Clearly if this “solvent flush” approach is considered, I would still like to compare product quality for successive batches of the same product with only a solvent flush between batches. One thing I would look for is any change in the impurity profile, particularly looking for any trends and/or the presence of any unknown peaks in HPLC analysis. Note that I may see differences in comparing impurity profiles of “Batch 1” to “Batch 2”. Why is that the case? It may be the case because “Batch 1” is likely to see some residues from the prior cleaning process, while residues from that “before Batch 1 cleaning process” are not likely to be a significant issue for Batch 2, Batch 3 and so on.
A second concern relating to the impurity profile is whether I see a change in the impurity profile from Batch 1 to subsequent batches of the same product due to the fact that degradation occurs during the time interval between batches due to such factors as heat, light, and oxygen. While degradation might also occur if the equipment is more rigorously cleaned between batches, the level of degradants in that situation would likely be significantly lower as compared to just using a solvent flush between batches.

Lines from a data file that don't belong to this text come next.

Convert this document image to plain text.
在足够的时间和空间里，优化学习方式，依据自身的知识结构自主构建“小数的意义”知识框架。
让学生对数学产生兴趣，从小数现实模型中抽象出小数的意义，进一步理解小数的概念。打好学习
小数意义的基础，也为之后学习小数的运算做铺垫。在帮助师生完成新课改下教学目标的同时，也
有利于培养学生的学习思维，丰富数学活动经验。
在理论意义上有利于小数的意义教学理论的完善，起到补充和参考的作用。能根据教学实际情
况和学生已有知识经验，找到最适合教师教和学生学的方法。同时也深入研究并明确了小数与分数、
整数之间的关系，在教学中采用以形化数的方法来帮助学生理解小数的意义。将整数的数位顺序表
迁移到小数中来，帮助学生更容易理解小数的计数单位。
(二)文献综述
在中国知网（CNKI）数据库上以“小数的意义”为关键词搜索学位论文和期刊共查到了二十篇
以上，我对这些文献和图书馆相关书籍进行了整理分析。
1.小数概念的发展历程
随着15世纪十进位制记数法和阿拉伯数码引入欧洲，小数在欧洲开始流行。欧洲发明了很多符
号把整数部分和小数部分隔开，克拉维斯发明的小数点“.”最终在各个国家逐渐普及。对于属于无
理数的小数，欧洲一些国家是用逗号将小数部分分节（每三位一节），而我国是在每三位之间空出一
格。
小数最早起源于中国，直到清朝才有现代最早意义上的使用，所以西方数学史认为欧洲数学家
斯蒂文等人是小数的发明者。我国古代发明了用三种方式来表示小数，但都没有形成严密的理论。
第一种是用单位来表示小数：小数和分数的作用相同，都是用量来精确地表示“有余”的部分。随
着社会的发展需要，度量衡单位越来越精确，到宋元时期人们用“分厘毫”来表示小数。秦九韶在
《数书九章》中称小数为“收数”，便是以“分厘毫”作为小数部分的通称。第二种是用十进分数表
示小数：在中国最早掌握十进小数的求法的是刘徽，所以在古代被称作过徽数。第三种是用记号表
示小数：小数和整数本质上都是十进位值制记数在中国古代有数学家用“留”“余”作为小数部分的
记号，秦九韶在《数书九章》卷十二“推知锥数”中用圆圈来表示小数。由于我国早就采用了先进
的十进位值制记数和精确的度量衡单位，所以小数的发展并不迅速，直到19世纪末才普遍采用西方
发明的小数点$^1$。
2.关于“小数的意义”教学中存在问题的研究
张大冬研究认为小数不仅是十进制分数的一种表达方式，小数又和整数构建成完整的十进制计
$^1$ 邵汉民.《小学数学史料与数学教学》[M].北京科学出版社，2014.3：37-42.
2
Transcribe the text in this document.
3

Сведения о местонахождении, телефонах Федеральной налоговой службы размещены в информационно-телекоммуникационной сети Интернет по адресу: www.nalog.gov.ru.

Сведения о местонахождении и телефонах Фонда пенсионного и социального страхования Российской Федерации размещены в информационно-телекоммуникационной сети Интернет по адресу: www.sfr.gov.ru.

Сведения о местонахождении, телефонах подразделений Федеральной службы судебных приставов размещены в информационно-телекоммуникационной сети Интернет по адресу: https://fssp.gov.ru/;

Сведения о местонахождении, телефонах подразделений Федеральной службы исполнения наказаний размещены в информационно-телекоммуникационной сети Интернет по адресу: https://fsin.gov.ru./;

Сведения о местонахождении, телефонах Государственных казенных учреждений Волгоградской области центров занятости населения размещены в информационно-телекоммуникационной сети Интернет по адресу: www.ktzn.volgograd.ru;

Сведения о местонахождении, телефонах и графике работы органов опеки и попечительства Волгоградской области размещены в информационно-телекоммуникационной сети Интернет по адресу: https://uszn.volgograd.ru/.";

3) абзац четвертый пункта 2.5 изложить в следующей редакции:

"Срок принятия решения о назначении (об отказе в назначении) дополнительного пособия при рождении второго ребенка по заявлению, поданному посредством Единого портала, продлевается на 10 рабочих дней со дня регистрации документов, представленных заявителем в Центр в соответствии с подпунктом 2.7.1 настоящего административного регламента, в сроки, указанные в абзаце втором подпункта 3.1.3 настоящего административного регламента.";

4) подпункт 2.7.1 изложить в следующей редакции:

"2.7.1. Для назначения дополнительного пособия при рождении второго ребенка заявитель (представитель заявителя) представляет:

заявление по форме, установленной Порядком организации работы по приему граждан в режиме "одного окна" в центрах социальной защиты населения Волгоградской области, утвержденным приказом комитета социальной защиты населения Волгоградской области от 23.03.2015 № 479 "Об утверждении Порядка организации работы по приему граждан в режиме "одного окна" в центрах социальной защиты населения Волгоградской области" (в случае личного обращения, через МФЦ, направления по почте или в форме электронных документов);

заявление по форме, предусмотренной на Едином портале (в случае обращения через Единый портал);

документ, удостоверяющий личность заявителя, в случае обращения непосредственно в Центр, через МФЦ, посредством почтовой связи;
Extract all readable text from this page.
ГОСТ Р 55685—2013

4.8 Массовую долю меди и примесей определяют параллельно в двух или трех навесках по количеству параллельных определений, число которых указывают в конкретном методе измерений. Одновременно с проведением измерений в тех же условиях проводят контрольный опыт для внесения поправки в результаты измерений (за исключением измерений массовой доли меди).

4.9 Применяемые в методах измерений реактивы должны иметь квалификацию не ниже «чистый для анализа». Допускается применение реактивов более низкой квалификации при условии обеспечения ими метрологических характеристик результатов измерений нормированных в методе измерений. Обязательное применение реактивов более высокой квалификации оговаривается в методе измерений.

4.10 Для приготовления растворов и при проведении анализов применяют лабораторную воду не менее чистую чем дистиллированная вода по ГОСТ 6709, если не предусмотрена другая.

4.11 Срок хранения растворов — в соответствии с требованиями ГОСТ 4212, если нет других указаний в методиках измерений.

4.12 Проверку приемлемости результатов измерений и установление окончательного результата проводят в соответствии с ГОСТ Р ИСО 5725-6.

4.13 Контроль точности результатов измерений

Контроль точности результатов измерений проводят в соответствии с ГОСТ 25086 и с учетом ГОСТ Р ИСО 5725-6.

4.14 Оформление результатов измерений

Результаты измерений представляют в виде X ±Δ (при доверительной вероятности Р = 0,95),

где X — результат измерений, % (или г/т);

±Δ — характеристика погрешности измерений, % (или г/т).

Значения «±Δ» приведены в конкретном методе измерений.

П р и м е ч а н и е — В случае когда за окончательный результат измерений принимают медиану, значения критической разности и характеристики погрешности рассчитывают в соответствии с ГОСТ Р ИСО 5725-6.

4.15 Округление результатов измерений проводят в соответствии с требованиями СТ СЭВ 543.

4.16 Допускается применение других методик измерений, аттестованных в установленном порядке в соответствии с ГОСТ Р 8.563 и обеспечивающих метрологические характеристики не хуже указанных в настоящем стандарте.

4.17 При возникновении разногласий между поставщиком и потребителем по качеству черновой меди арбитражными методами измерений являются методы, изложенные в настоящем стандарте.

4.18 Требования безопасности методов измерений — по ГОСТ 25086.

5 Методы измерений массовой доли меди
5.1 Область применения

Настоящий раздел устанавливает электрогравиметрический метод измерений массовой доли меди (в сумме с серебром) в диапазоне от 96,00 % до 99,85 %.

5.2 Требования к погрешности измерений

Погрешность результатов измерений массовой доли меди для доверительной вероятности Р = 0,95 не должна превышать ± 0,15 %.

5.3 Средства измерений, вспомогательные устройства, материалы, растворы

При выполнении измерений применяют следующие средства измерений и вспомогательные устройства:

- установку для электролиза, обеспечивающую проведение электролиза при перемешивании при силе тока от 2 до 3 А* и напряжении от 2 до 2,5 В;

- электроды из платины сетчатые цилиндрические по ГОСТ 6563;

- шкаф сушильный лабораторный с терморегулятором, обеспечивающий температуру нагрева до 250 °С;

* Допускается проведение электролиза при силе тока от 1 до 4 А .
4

Note that any addition of a solvent or process material after completion of the initial synthesis reaction may affect how this is handled. For example, if a different process solvent is added to precipitate the reaction product, the presence of that second solvent at the beginning of the next synthesis step of the next batch may be problematic. If it does cause concerns, then a process solvent rinse (that is, a rinse with the solvent used in the beginning of the next batch) would definitely be needed.
Clearly at the end of a series of batches of the same product, I would want to clean more rigorously. The extent of cleaning in that situation would depend on the product or products made in that next synthesis step. Both effects of residues of the cleaned product on that next synthesis itself and any health/safety issues if those residues transfer to the final API should be considered.
The issues discussed in this Cleaning Memo focus on batch to batch residue concerns in small molecule organic synthesis. Needless to say, this discussion illustrates the importance of issues other than patient safety being important for cleaning validation.